A veces a los padres nos toca el triste papel del verdugo. Cuántas veces hemos llegado extenuados de la oficina, la fábrica o el negocio, con ganas de ver a nuestros hijos, de abrazarlos contra el pecho, de cubrir sus pequeños y sonrientes rostros de besos, para encontrar a la madre muy enfadada, con una larga lista de quejas, y solicitando el justo castigo. Y cuánto sufre el niño que después de una travesura, es enviado a su habitación, con la maternal advertencia: “Ay de ti en cuanto llegue tu padre”. Sin embargo, reconozco que en mi caso, desde antes de que naciera mi hijo, yo le aclaré a su madre que ella sería el brazo ejecutor, y yo me haría cargo de la protección y derechos de la infancia. Aunque al final de cuentas, cuando hay un acto de rebeldía contra la autoridad materna, tengo que aparecer yo con cara de “muerte al infiel” y eso basta para que el revoltoso deponga la actitud levantisca.

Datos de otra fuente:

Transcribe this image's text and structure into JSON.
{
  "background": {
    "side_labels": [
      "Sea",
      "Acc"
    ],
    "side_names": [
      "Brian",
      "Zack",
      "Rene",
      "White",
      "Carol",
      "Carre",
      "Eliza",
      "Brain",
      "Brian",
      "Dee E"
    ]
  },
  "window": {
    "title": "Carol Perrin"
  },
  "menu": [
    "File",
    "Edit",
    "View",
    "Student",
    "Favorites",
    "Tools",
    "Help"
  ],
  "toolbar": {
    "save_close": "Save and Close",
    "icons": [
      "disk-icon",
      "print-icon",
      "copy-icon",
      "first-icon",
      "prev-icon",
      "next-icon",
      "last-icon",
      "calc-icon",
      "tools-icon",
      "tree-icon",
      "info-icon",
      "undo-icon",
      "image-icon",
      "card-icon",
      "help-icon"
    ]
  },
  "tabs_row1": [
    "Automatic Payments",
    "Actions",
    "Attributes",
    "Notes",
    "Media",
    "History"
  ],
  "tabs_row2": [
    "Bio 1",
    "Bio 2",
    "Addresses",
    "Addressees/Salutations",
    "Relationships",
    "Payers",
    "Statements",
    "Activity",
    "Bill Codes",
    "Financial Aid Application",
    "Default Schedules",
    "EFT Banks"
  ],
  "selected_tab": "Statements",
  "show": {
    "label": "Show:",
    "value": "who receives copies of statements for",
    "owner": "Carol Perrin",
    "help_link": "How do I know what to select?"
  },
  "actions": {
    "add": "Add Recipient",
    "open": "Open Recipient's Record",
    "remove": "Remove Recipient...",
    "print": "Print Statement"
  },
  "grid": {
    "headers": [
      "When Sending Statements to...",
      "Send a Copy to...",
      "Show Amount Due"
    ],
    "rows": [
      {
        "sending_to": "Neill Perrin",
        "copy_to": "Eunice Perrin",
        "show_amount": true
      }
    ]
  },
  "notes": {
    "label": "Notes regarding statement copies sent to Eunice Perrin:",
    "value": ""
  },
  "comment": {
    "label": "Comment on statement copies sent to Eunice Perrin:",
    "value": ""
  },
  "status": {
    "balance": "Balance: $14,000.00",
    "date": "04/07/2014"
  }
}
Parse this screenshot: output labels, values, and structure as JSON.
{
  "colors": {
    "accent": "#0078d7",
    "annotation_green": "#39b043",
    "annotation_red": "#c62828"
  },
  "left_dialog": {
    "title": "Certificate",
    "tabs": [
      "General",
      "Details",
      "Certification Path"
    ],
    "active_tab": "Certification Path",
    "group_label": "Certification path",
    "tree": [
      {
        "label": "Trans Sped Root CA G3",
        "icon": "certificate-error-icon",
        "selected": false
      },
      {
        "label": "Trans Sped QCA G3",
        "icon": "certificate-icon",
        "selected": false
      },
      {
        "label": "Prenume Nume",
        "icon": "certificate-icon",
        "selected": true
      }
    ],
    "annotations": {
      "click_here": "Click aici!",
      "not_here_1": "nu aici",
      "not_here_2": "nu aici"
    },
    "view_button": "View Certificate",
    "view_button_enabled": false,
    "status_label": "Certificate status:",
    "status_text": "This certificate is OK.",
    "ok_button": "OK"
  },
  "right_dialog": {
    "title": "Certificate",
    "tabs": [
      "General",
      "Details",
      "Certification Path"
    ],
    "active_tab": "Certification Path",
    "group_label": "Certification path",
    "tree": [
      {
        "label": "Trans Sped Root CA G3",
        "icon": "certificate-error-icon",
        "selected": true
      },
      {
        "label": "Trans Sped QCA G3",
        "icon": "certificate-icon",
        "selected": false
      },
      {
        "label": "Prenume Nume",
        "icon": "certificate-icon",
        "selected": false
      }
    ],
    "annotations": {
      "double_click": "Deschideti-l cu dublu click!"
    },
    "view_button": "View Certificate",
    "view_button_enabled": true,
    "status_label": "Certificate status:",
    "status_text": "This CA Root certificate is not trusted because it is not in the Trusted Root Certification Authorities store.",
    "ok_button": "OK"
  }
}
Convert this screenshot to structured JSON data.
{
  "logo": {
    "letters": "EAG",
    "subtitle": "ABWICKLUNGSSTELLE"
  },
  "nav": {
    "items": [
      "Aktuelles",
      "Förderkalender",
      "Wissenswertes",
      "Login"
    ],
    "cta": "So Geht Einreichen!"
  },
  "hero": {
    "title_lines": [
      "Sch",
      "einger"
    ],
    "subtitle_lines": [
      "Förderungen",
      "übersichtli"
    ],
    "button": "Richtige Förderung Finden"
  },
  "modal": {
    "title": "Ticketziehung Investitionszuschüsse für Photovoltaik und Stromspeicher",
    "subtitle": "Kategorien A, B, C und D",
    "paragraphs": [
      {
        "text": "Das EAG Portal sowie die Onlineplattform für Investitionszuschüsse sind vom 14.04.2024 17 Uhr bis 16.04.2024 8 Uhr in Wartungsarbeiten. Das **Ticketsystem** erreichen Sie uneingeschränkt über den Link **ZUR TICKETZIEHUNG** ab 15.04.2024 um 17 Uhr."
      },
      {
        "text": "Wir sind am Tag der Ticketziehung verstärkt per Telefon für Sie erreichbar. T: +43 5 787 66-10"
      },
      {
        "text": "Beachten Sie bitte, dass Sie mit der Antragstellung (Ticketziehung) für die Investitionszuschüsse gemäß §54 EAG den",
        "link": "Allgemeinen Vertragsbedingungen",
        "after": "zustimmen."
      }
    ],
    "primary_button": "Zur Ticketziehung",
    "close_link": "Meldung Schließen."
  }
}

En su novela The man from St. Petesburg, Ken Follet describe a un anarquista que vive sumergido en el odio, hasta que se entera que engendró una hija con su antigua amante, una princesa de la Rusia zarista. En esos tiempos, él cae en manos de la policía secreta y es desterrado a Siberia, mientras la princesa contrae matrimonio con un miembro de la nobleza inglesa. Por azares del destino, un día el anarquista, sin saberlo, salva a su hija de recibir una paliza en una manifestación de sufragistas femeninas, y cuando la acompaña a tomar el té repara en que es igual a su hermana menor, ya fallecida. Al enterarse de quién es la madre de la jovencita sentada frente a él, calcula meses y años y el mundo da un vuelco para él. 

Aunque no le revela que él es su verdadero padre, al compartir con ella horas y horas de plática, comienza a disfrutar de su paternidad, y en sus solitarias reflexiones recuerda lo inexplicable que le resultaba el amor que veía en los pobres campesinos rusos “hacia unos hijos que les quitaban el sustento de la boca”. Al final, ese amor de padre le hace ofrendar su vida para salvar a su hija, y al lord inglés que ha sido su figura paterna desde el nacimiento. 

Es imposible negar que pocas cosas ennoblecen más a un hombre que convertirse en padre. Pero no estamos hablando sólo de un padre procreador, sino un progenitor verdadero. Que ame a su hijo desde la concepción hasta su último hálito de vida; que sea capaz de pasar hambre con tal de que su retoño coma bien; que esté dispuesto a dar su vida por la de su vástago, sin dudarlo ni un segundo; que olvide cansancios, fatigas, preocupaciones, desencantos, y participe contento de los juegos y ocurrencias de su hijo. 

Si hay algo para lo que me esfuerzo cada día, es para ser un mejor padre, un buen ejemplo para mi hijo. Para que el día de mañana no tenga que avergonzarse de mí, ni tenga que mentir diciendo que es huérfano de padre, sino al contrario. Hoy en día, en palabras de su mamá, cuando yo estoy con ellos, el resto del mundo se puede ir a ondear changos por el rabo, Carlos está con su papá. Y a cada persona que se cruza con él, le hace señas, luego me señala y dice muy orgulloso: “Papá”. Espero que cuando sea adolescente, siga pensando y actuando igual. 

Y las últimas palabras que me gustaría escuchar, antes de acunarme en brazos del Padre de los Vivos, serían las que escucho cada noche, cuando luego de hacer las oraciones pertinentes con mi hijo, le doy la bendición, le cubro con las mantas y le beso la frente y el corazón. Y entonces él me pasa los brazos en torno al cuello y me dice: “Papá, ama”. 

Los que sean papás (y mamás) no necesitarán traducción.
... me señala y dice muy orgulloso: "Papá".